High-temperature superconductivity stabilized by electron-hole interband coupling in collapsed tetragonal phase of ${\mathrm{KFe}}_2{\mathrm{As}}_2$ under high pressure

We report a high-pressure study of simultaneous low-temperature electrical resistivity and Hall effect measurements on high quality single-crystalline ${\mathrm{KFe}}_2{\mathrm{As}}_2$ using designer diamond anvil cell techniques with applied pressures up to 33 GPa. In the low-pressure regime, we show that the superconducting transition temperature $T_c$ finds a maximum onset value of 7 K near 2 GPa, in contrast to previous reports that find a minimum $T_c$ and reversal of pressure dependence at this pressure. Upon applying higher pressures, this $T_c$ is diminished until a sudden drastic enhancement occurs coincident with a first-order structural phase transition into a collapsed tetragonal phase. The appearance of a distinct superconducting phase above 13 GPa is also accompanied by a sudden reversal of dominant charge carrier sign, from hole- to electron-like, which agrees with our band structure calculations predicting the emergence of an electron pocket and diminishment of hole pockets upon Fermi surface reconstruction. Our results suggest the high-temperature superconducting phase in ${\mathrm{KFe}}_2{\mathrm{As}}_2$ is substantially enhanced by the presence of nested electron and hole pockets, providing the key ingredient of high-$T_c$ superconductivity in iron pnictide superconductors.

Figure 1

Enhancement of $T_c$ under pressure. (a) Temperature dependence of resistance for ${\mathrm{KFe}}_2{\mathrm{As}}_2$ under pressure of sample no. 1. (b) Low-temperature zoom of resistivity measured at ambient pressure (without DAC) of sample no. 2 with $\text{RRR}\sim 1900$. (c) Suppression of superconducting transition at 14.4 GPa by applying magnetic field of 15 T.

Figure 2

$T-P$ phase diagram of ${\mathrm{KFe}}_2{\mathrm{As}}_2$, with two distinct superconducting phases occupying different pressure regimes.
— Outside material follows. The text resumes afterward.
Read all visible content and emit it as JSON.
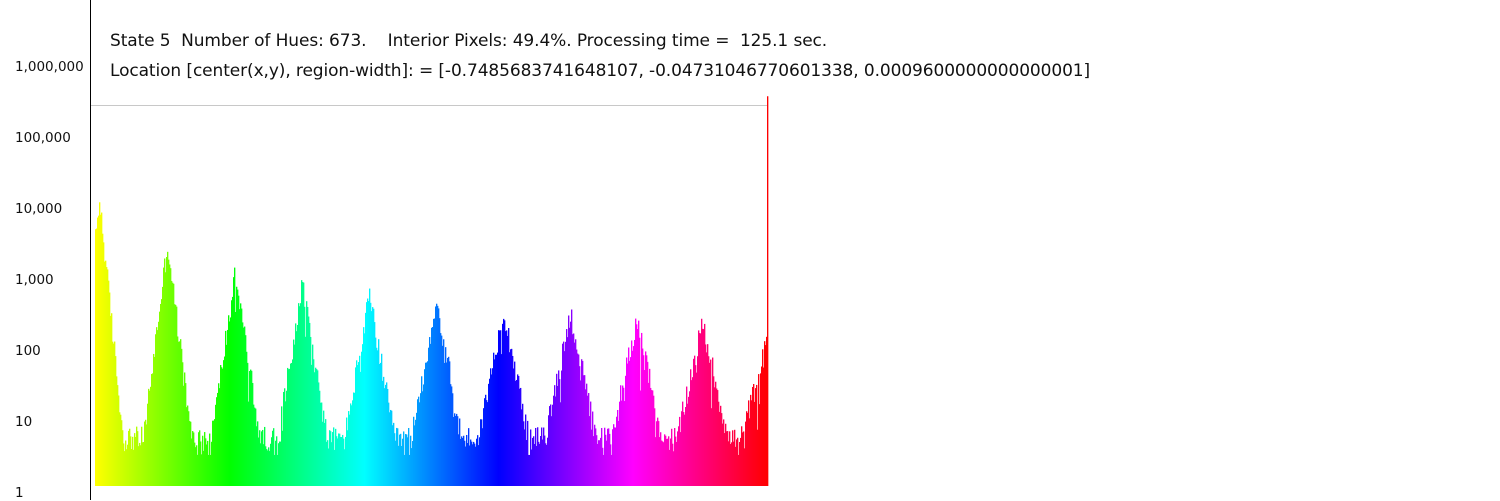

The superconducting transition temperature $T_c$ of SC1 phase (solid circles) is determined from the zero resistance state, and $T_c^{onset}$ (filled squares) in the high-pressure SC2 phase determined from the onset of resistive transition for samples no. 1 and no. 2 (open symbols) in Figs. 1 and 1, respectively. The critical pressure $P_c$ is defined as the pressure where the sign reversal of $T_c$ (triangles) in the low-pressure phase dependence has been observed previously [12]. The second superconducting phase SC2 appears above a structural collapse of the tetragonal unit cell at 13 GPa (see text). Blue dotted line is the pressure derivative of $T_c$ obtained from the Ehrenfest relation (see text).

Figure 3

(a) Pressure dependence of the residual resistance $R_0$ and the residual resistance ratio $R$(300 K)/$R_0$ for ${\mathrm{KFe}}_2{\mathrm{As}}_2$ (sample no. 1). Inset shows the schematic structural change from tetragonal to collapsed tetragonal phase. (b) Hall coefficient obtained from the low field Hall resistivity at 10 K (12 K for 14.4 GPa) as a function of pressure. Inset: typical Hall resistivity data at 10 K below and above the structural collapse. Dashed line indicates deviation from linear single-carrier expectation. (c) Room-temperature x-ray diffraction data, showing sudden decrease of the $c$-axis lattice parameter and increase of $a$ around 16 GPa, associated with a collapsed tetragonal transition. Open symbols at ambient pressure are obtained from Ref. [24]. Inset: pressure dependence of $c/a$.

Figure 4

Theoretical band calculations in ${\mathrm{KFe}}_2{\mathrm{As}}_2$. Fermi surfaces in (a) tetragonal (T) phase (0 GPa), (b) collapsed tetragonal (cT) phase (20 GPa) obtained from the optimized arsenic height $z_{\mathrm{opt}}=0.366$, and (c) from preliminarily experimental arsenic height $z_{\exp }=0.386$. Density of states in (d) T phase and cT phase obtained from (e) $z_{\mathrm{opt}}$ and (f) from $z_{\exp }$.